Однако если выбор общей идеи оформления залов был удачным, то стремление придать возможно большую пышность зданиям привело к их перегруженности: тяжесть огромных перекрытии обусловила увеличение объема колонн и слишком частое их расположение, желание всячески украсить здание побудило покрывать рельефами и текстами не только стены, но и стволы колонн.

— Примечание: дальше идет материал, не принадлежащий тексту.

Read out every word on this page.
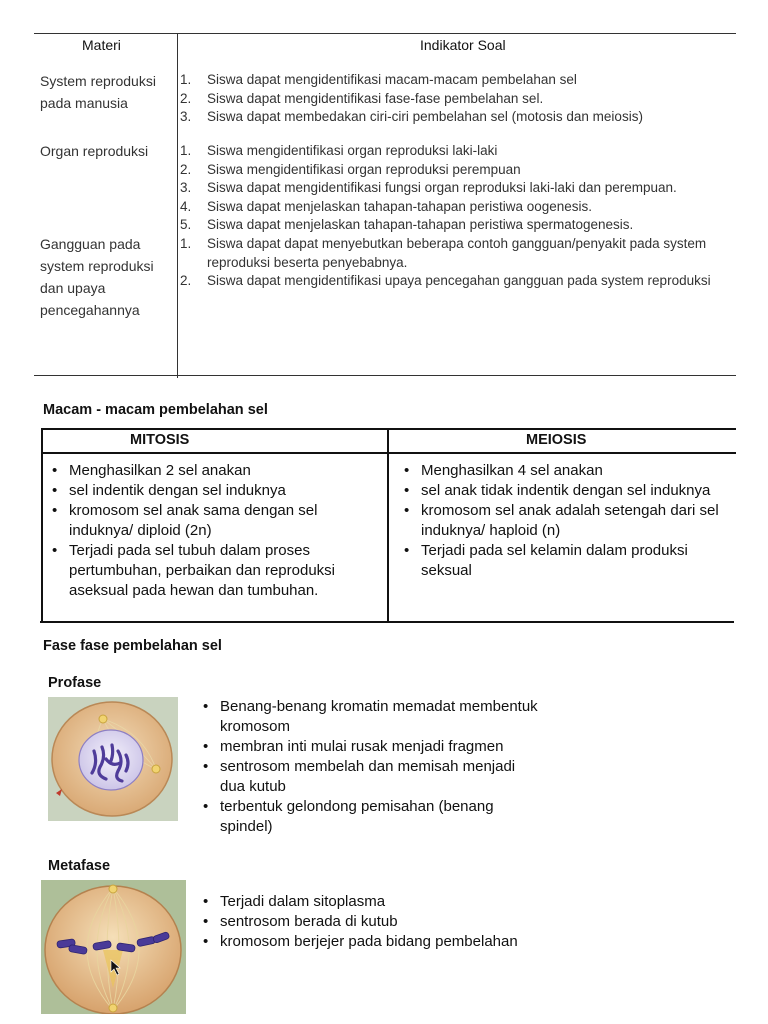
Materi	Indikator Soal
System reproduksi
pada manusia
1. Siswa dapat mengidentifikasi macam-macam pembelahan sel
2. Siswa dapat mengidentifikasi fase-fase pembelahan sel.
3. Siswa dapat membedakan ciri-ciri pembelahan sel (motosis dan meiosis)
Organ reproduksi 1. Siswa mengidentifikasi organ reproduksi laki-laki
2. Siswa mengidentifikasi organ reproduksi perempuan
3. Siswa dapat mengidentifikasi fungsi organ reproduksi laki-laki dan perempuan.
4. Siswa dapat menjelaskan tahapan-tahapan peristiwa oogenesis.
5. Siswa dapat menjelaskan tahapan-tahapan peristiwa spermatogenesis.
Gangguan pada
system reproduksi
dan upaya
pencegahannya
1. Siswa dapat dapat menyebutkan beberapa contoh gangguan/penyakit pada system
reproduksi beserta penyebabnya.
2. Siswa dapat mengidentifikasi upaya pencegahan gangguan pada system reproduksi
Macam - macam pembelahan sel
MITOSIS	MEIOSIS
• Menghasilkan 2 sel anakan
• sel indentik dengan sel induknya
• kromosom sel anak sama dengan sel induknya/ diploid (2n)
• Terjadi pada sel tubuh dalam proses pertumbuhan, perbaikan dan reproduksi aseksual pada hewan dan tumbuhan.
• Menghasilkan 4 sel anakan
• sel anak tidak indentik dengan sel induknya
• kromosom sel anak adalah setengah dari sel induknya/ haploid (n)
• Terjadi pada sel kelamin dalam produksi seksual
Fase fase pembelahan sel
Profase
• Benang-benang kromatin memadat membentuk kromosom
• membran inti mulai rusak menjadi fragmen
• sentrosom membelah dan memisah menjadi dua kutub
• terbentuk gelondong pemisahan (benang spindel)
Metafase
• Terjadi dalam sitoplasma
• sentrosom berada di kutub
• kromosom berjejer pada bidang pembelahan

Роль скульптур в архитектурном убранстве храмов остается в общем прежней: перед пилонами и колоннами, равно как и между колоннами, ставятся колоссальные царские статуи. Таким образом, здесь мы не видим чего-либо нового, кроме того же стремления к грандиозным масштабам, которое приводит к погоне за созданием монолитных гигантов. Однако не эти статуи, трактованные, как всегда, крайне суммарно, являются наиболее показательными образцами стиля скульптур XIX династии. Особенности этого стиля гораздо ярче видны на статуях, стоявших внутри храмов и гробниц.

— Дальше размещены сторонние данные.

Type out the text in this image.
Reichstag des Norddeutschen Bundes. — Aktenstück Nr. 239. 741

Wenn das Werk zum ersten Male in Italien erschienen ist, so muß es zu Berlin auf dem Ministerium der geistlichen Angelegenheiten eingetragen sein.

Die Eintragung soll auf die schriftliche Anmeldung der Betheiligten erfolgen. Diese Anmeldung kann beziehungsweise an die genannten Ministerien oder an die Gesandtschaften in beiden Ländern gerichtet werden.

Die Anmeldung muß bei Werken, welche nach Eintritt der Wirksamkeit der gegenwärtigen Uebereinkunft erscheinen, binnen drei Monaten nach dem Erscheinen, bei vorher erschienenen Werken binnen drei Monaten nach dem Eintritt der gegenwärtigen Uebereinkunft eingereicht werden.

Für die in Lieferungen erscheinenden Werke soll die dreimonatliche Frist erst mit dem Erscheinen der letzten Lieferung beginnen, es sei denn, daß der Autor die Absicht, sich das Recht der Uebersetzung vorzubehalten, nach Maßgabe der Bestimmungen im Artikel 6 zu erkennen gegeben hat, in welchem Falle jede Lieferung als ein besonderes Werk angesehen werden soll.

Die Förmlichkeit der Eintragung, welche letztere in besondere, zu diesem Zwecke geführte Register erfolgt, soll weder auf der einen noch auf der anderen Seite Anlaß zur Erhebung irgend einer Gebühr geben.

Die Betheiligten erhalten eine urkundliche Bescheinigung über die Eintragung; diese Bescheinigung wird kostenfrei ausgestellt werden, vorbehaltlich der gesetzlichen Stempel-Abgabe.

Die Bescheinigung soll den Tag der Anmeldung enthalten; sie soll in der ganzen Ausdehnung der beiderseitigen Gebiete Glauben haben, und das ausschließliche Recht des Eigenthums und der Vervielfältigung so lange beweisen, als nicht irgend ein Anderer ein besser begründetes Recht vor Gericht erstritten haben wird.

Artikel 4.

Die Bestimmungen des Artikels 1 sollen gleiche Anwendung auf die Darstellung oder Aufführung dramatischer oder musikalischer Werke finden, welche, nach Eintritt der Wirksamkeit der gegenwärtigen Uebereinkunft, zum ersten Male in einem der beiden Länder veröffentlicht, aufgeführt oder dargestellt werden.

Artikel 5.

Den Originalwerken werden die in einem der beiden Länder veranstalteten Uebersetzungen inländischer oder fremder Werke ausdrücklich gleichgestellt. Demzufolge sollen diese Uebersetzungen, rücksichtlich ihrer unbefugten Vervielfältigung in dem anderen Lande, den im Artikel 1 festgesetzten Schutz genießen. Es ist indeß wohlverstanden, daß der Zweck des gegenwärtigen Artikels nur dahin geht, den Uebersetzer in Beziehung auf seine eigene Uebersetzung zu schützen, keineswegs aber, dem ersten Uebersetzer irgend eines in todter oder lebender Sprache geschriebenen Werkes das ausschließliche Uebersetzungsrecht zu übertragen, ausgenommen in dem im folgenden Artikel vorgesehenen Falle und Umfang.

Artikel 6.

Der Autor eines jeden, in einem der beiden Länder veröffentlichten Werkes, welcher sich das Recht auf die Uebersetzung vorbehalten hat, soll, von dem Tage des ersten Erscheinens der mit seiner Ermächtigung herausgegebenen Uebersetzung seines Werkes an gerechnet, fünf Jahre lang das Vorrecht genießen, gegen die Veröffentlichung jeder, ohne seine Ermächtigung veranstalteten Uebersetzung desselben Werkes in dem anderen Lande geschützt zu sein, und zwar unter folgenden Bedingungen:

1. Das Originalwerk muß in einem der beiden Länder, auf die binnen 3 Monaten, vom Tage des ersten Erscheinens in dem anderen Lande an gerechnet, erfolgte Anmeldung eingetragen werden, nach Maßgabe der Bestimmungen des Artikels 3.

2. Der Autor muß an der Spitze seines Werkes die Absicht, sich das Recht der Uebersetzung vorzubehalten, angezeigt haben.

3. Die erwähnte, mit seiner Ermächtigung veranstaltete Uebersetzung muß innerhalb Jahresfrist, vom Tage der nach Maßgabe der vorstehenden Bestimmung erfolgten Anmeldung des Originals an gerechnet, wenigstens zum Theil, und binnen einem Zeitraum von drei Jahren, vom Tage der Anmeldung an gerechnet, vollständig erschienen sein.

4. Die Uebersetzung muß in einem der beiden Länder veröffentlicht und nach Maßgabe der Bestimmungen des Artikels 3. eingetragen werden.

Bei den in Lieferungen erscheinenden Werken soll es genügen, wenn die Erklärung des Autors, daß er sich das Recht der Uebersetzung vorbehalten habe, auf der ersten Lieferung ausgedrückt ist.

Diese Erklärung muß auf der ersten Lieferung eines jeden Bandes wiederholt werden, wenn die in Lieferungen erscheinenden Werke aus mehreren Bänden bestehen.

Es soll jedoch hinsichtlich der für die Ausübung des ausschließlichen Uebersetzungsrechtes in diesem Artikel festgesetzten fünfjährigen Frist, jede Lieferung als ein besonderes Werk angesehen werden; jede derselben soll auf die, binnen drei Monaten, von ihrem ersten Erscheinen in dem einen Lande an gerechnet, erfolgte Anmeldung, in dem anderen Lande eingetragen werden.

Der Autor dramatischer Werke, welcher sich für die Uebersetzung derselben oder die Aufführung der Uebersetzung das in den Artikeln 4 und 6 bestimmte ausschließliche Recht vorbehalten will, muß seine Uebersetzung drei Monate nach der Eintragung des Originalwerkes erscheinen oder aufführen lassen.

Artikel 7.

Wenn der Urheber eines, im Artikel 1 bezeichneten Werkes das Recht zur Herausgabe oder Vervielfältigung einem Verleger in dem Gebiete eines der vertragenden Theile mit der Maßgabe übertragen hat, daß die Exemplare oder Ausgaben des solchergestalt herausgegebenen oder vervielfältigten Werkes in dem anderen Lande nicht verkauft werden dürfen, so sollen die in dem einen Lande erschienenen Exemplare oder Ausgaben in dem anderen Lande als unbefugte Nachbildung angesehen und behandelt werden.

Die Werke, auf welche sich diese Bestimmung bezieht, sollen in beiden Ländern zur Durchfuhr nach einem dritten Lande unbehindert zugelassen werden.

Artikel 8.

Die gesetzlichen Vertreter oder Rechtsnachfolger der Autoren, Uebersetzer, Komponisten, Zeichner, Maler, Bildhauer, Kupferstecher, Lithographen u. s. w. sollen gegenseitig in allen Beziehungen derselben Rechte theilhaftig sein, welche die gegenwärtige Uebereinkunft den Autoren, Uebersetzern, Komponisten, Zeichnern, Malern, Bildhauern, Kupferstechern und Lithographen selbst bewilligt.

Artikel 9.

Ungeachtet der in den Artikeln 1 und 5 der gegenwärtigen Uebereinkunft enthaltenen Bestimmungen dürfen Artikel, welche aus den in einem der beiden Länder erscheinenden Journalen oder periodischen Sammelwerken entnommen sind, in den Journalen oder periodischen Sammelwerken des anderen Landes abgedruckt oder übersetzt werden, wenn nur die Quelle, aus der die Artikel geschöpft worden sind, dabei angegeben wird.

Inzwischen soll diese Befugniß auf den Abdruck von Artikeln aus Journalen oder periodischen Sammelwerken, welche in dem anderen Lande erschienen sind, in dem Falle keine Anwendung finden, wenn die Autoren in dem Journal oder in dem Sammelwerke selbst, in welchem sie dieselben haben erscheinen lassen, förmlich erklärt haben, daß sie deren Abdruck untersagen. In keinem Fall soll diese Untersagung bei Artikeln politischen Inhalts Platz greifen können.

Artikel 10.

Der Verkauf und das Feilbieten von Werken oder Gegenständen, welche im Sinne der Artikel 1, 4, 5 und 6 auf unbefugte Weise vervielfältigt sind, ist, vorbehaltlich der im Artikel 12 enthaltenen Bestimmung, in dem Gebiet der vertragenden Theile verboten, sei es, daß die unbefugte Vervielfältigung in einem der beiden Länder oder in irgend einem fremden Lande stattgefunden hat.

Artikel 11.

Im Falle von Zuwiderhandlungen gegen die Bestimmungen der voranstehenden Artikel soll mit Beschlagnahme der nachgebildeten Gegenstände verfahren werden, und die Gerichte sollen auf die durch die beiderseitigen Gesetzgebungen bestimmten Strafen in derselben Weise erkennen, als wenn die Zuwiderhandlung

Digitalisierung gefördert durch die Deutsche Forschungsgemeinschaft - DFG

Вначале в скульптуре также заметно возвращение к доамарнским памятникам. Восторжествовавшие над «ересью» Эхнатона представители знати и жречества хотели видеть свои изображения такими же изысканными и нарядными, какими были статуи их предков. Перед нами те же струящиеся линии одежд и париков, та же дробная игра светотени. Это увлечение внешней нарядностью статуй растет, явно преобладая над реалистическими исканиями.
Однако в скульптуре наблюдаются и интересные новшества. Так, наряду с прежними типами царских статуй появляются теперь новые, светские образы фараона и царицы. Лучшим примером такого рода памятников является туринская статуя Рамсеса II (Рис. 59). Скульптор, создавая образ могучего правителя, сумел разрешить свою задачу новыми средствами. Мы не видим здесь ни канонических чрезмерно выдающихся мускулов, ни прямой, кажущейся несгибаемой шеи, ни бесстрастно смотрящих вдаль глаз. Необычен уже самый факт изображения фараона в бытовом придворном одеянии, в сандалиях. Тело царя, прикрытое складками одежды, передано как нормально развитое тело обладающего большой физической силой воина, каким и был Рамсес II. Лицо прекрасно передает портретные черты царя: его крупный орлиный нос и густые брови. Глаза правильно поставлены в орбитах, верхние веки отчетливо проработаны. Скульптор мастерски выразил властный, энергичный характер одного из крупнейших египетских царей – завоевателей соседних стран. Несмотря на известную приподнятость всего облика Рамсеса II, основное впечатление исходящей от него силы и мощи достигается созданием не обобщенного образа «сына Ра», а образа реального, земного владыки Египта. Этому способствуют и поза статуи, ее слегка наклоненная голова и внимательно смотрящие вниз глаза: так, очевидно, сидел Рамсес в тронном зале во время приема своих высших чиновников или иноземных посольств, на приближение которых он смотрел с высоты поставленного на возвышение трона. Подобный светский образ царя не мог появиться без всего того нового, что было внесено Амарной. Отражение амарнских принципов именно в скульптуре царей XIX династии вполне понятно в свете указанной выше политической обстановки. Фараоны новой династии не могли ограничиться только возвратом к прежним типам своих статуй: изображения царя как сына Амона, хотя и утверждавшие его власть в глазах народа, для победившей Эхнатона знати и жречества могли, скорее, показать покорность царей Амону, то есть его жрецам и рабовладельческой верхушке. В условиях возобновившейся, хотя и менее явной, борьбы с последней фараонам важно было закрепить свое положение мощных владык в новых образах, если и имевших какие-то традиции, то именно такие, которые могли быть противопоставлены притязаниям знати.